Cool! I always suspected that the 3-D effect was left in Hover Force, but INTV being the cheap bastards that they were didn't want to include the glasses like Mattel had planned. (Sorry, maybe that's a bit harsh....but why not work something out?)
For those who would like more history, detail, and explanation about the 3-D effect, here's the write up of the game from the Blue Sky Rangers website:
Hover Force 3-D
was developed under greater secrecy than any other Mattel game. Researcher Richard Steenblik
working at the Georgia Institute of Technology
had developed pseudo-3-D glasses. Small prisms in the glasses bent different colors of light entering the eye at different angles, fooling the eye into thinking that, for example, blue objects on a flat surface were actually farther away than red objects on the same surface. Georgia Tech approached several game manufacturers to see if they were interested in the technology. After a middle-of-the-night test session in which Keith Robinson
) quickly threw together an Intellivision screen full of flying bugs of different colors, Mattel management decided to aggressively pursue an exclusive license for the glasses.

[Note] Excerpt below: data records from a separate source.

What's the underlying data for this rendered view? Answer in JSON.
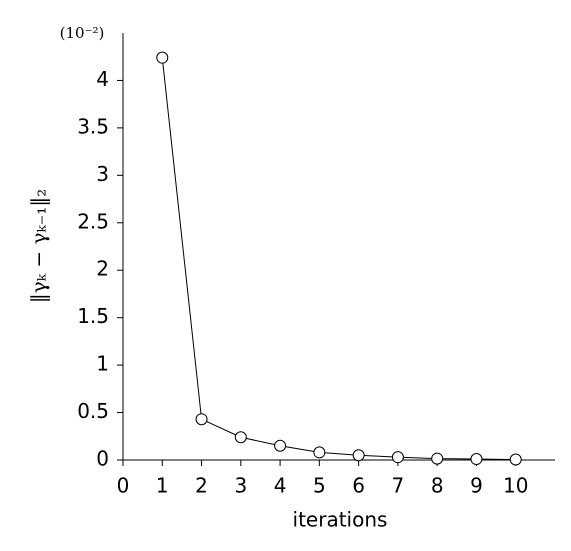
{
  "chart_data": {
    "type": "line",
    "x_label": "iterations",
    "y_label": "‖γₖ − γₖ₋₁‖₂",
    "y_scale_label": "(10⁻²)",
    "x": [
      1,
      2,
      3,
      4,
      5,
      6,
      7,
      8,
      9,
      10
    ],
    "series": [
      {
        "color": "#000000",
        "values": [
          4.24,
          0.43,
          0.24,
          0.15,
          0.08,
          0.05,
          0.03,
          0.015,
          0.01,
          0.005
        ]
      }
    ],
    "xlim": [
      0,
      11
    ],
    "xticks": [
      0,
      1,
      2,
      3,
      4,
      5,
      6,
      7,
      8,
      9,
      10
    ],
    "ylim": [
      0,
      4.5
    ],
    "yticks": [
      0,
      0.5,
      1,
      1.5,
      2,
      2.5,
      3,
      3.5,
      4
    ],
    "grid": false
  }
}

Game development was ordered to start immediately, before the license was secured. For fear that a competitor would find out and try to outbid Mattel, the project was kept top secret, even from the other programmers. It was code named "Peach"
since the glasses originated in Georgia, the Peach State. Steve Ettinger
and Joe King
, who had worked well together on Magic Carousel
, were given a locked, windowless office in which to work (the rest of the software staff worked in open cubicles); it was quickly dubbed "The Bat Cave."

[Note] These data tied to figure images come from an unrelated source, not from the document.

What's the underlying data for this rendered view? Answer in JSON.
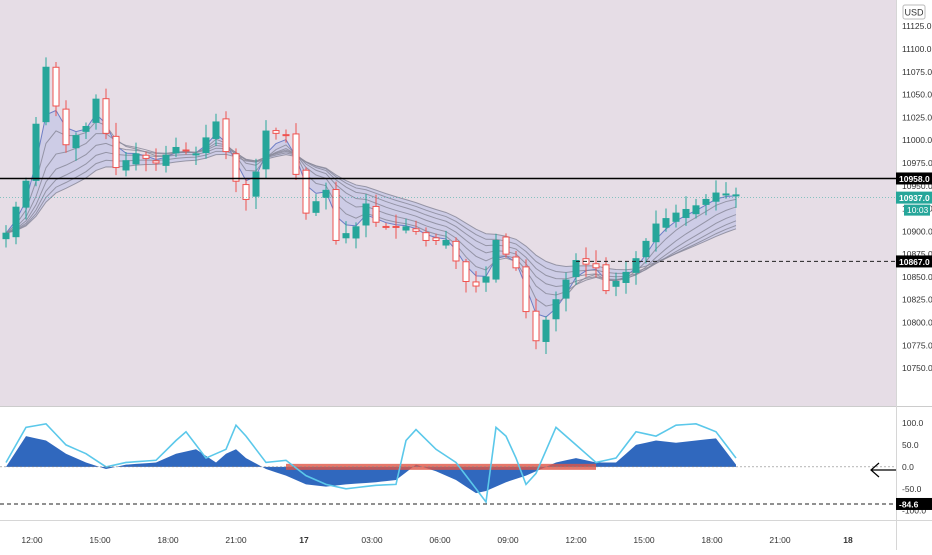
{
  "currency_label": "USD",
  "colors": {
    "price_bg": "#e6dde6",
    "osc_bg": "#ffffff",
    "bull": "#26a69a",
    "bear": "#ef5350",
    "ribbon_fill": "#c4c6e6",
    "ribbon_line": "#8a8a9a",
    "resistance": "#000000",
    "current_price_bg": "#26a69a",
    "axis_text": "#333333",
    "osc_blue": "#1e5bb8",
    "osc_light": "#5bc8ea",
    "osc_purple": "#9c8fd6",
    "osc_red": "#e05545",
    "osc_yellow": "#f3e34a"
  },
  "icons": {
    "arrow": "left-arrow-icon"
  },
  "chart_data": [
    {
      "type": "candlestick",
      "title": "",
      "ylim": [
        10715,
        11145
      ],
      "yticks": [
        10750,
        10775,
        10800,
        10825,
        10850,
        10875,
        10900,
        10925,
        10950,
        10975,
        11000,
        11025,
        11050,
        11075,
        11100,
        11125
      ],
      "ytick_labels": [
        "10750.0",
        "10775.0",
        "10800.0",
        "10825.0",
        "10850.0",
        "10875.0",
        "10900.0",
        "10925.0",
        "10950.0",
        "10975.0",
        "11000.0",
        "11025.0",
        "11050.0",
        "11075.0",
        "11100.0",
        "11125.0"
      ],
      "xticks": [
        "12:00",
        "15:00",
        "18:00",
        "21:00",
        "17",
        "03:00",
        "06:00",
        "09:00",
        "12:00",
        "15:00",
        "18:00",
        "21:00",
        "18"
      ],
      "resistance": {
        "value": 10958,
        "label": "10958.0"
      },
      "dashed_level": {
        "value": 10867,
        "label": "10867.0"
      },
      "last_price": {
        "value": 10937,
        "label": "10937.0",
        "countdown": "10:03"
      },
      "grid": false,
      "series": [
        {
          "name": "price",
          "points": [
            [
              0,
              10898
            ],
            [
              2,
              10955
            ],
            [
              4,
              11080
            ],
            [
              6,
              10995
            ],
            [
              8,
              11015
            ],
            [
              9,
              11045
            ],
            [
              11,
              10970
            ],
            [
              13,
              10985
            ],
            [
              15,
              10975
            ],
            [
              17,
              10992
            ],
            [
              19,
              10985
            ],
            [
              21,
              11020
            ],
            [
              23,
              10955
            ],
            [
              24,
              10935
            ],
            [
              25,
              10965
            ],
            [
              26,
              11010
            ],
            [
              28,
              11005
            ],
            [
              30,
              10920
            ],
            [
              32,
              10945
            ],
            [
              33,
              10890
            ],
            [
              35,
              10905
            ],
            [
              36,
              10930
            ],
            [
              37,
              10910
            ],
            [
              38,
              10905
            ],
            [
              40,
              10905
            ],
            [
              41,
              10900
            ],
            [
              42,
              10890
            ],
            [
              44,
              10890
            ],
            [
              46,
              10845
            ],
            [
              47,
              10840
            ],
            [
              48,
              10850
            ],
            [
              49,
              10890
            ],
            [
              51,
              10860
            ],
            [
              52,
              10812
            ],
            [
              53,
              10780
            ],
            [
              55,
              10825
            ],
            [
              57,
              10868
            ],
            [
              59,
              10860
            ],
            [
              60,
              10835
            ],
            [
              62,
              10855
            ],
            [
              63,
              10870
            ],
            [
              65,
              10908
            ],
            [
              67,
              10920
            ],
            [
              69,
              10928
            ],
            [
              71,
              10942
            ],
            [
              73,
              10940
            ]
          ]
        }
      ]
    },
    {
      "type": "line",
      "title": "",
      "ylim": [
        -112,
        125
      ],
      "yticks": [
        100,
        50,
        0,
        -50,
        -100
      ],
      "ytick_labels": [
        "100.0",
        "50.0",
        "0.0",
        "-50.0",
        "-100.0"
      ],
      "marker": {
        "value": -84.6,
        "label": "-84.6"
      },
      "zero_line": 0,
      "series": [
        {
          "name": "wave",
          "points": [
            [
              0,
              10
            ],
            [
              2,
              90
            ],
            [
              4,
              98
            ],
            [
              6,
              50
            ],
            [
              7,
              40
            ],
            [
              8,
              30
            ],
            [
              10,
              0
            ],
            [
              12,
              10
            ],
            [
              15,
              15
            ],
            [
              17,
              60
            ],
            [
              18,
              80
            ],
            [
              20,
              20
            ],
            [
              22,
              40
            ],
            [
              23,
              95
            ],
            [
              24,
              70
            ],
            [
              26,
              10
            ],
            [
              28,
              15
            ],
            [
              30,
              -20
            ],
            [
              32,
              -40
            ],
            [
              34,
              -50
            ],
            [
              37,
              -42
            ],
            [
              39,
              -40
            ],
            [
              40,
              60
            ],
            [
              41,
              85
            ],
            [
              43,
              40
            ],
            [
              45,
              10
            ],
            [
              47,
              -50
            ],
            [
              48,
              -80
            ],
            [
              49,
              90
            ],
            [
              50,
              70
            ],
            [
              51,
              20
            ],
            [
              52,
              -40
            ],
            [
              53,
              -15
            ],
            [
              55,
              90
            ],
            [
              57,
              50
            ],
            [
              59,
              10
            ],
            [
              61,
              20
            ],
            [
              63,
              80
            ],
            [
              65,
              70
            ],
            [
              67,
              95
            ],
            [
              69,
              98
            ],
            [
              71,
              80
            ],
            [
              73,
              20
            ]
          ]
        },
        {
          "name": "fill",
          "points": [
            [
              0,
              0
            ],
            [
              2,
              70
            ],
            [
              4,
              60
            ],
            [
              6,
              30
            ],
            [
              8,
              10
            ],
            [
              10,
              -5
            ],
            [
              12,
              5
            ],
            [
              15,
              10
            ],
            [
              17,
              30
            ],
            [
              19,
              40
            ],
            [
              21,
              10
            ],
            [
              22,
              30
            ],
            [
              23,
              40
            ],
            [
              24,
              20
            ],
            [
              26,
              -5
            ],
            [
              28,
              -20
            ],
            [
              30,
              -40
            ],
            [
              32,
              -45
            ],
            [
              34,
              -40
            ],
            [
              37,
              -35
            ],
            [
              39,
              -30
            ],
            [
              41,
              5
            ],
            [
              43,
              -10
            ],
            [
              45,
              -30
            ],
            [
              47,
              -60
            ],
            [
              48,
              -55
            ],
            [
              50,
              -35
            ],
            [
              52,
              -20
            ],
            [
              53,
              -10
            ],
            [
              55,
              10
            ],
            [
              57,
              20
            ],
            [
              59,
              10
            ],
            [
              61,
              10
            ],
            [
              63,
              50
            ],
            [
              65,
              60
            ],
            [
              67,
              55
            ],
            [
              69,
              60
            ],
            [
              71,
              65
            ],
            [
              73,
              5
            ]
          ]
        }
      ]
    }
  ]
}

Midway through the project, Mattel won the license and Peach emerged from the cave. The 3-D effect, while not eye-poppingly dramatic, was effective, especially given the visual cues Steve and Joe had designed. And Dave "Papa Intellivision" Chandler
's group had developed an inexpensive method to manufacture the glasses, making it practical for the game and glasses to be sold together at the price of a normal cartridge. Marketing felt they could strongly promote the 3-D feature in ads and the press.
Hover Force 3-D
debuted at the January 1984 Consumer Electronic Show to good response. While the 3-D effect got mixed reviews, everyone was talking about it. Management immediately started talking about putting two more 3-D games into development, including a flight simulator cartridge, but before anything could be started, Mattel Electronics closed.
For the INTV Corp.
release of the game in 1986, Steve and producer Dave Warhol
beefed up the "intelligence" of the enemy helicopters, adding more strategy to the play. Since the glasses were not included with the game, "3-D" was dropped from the title.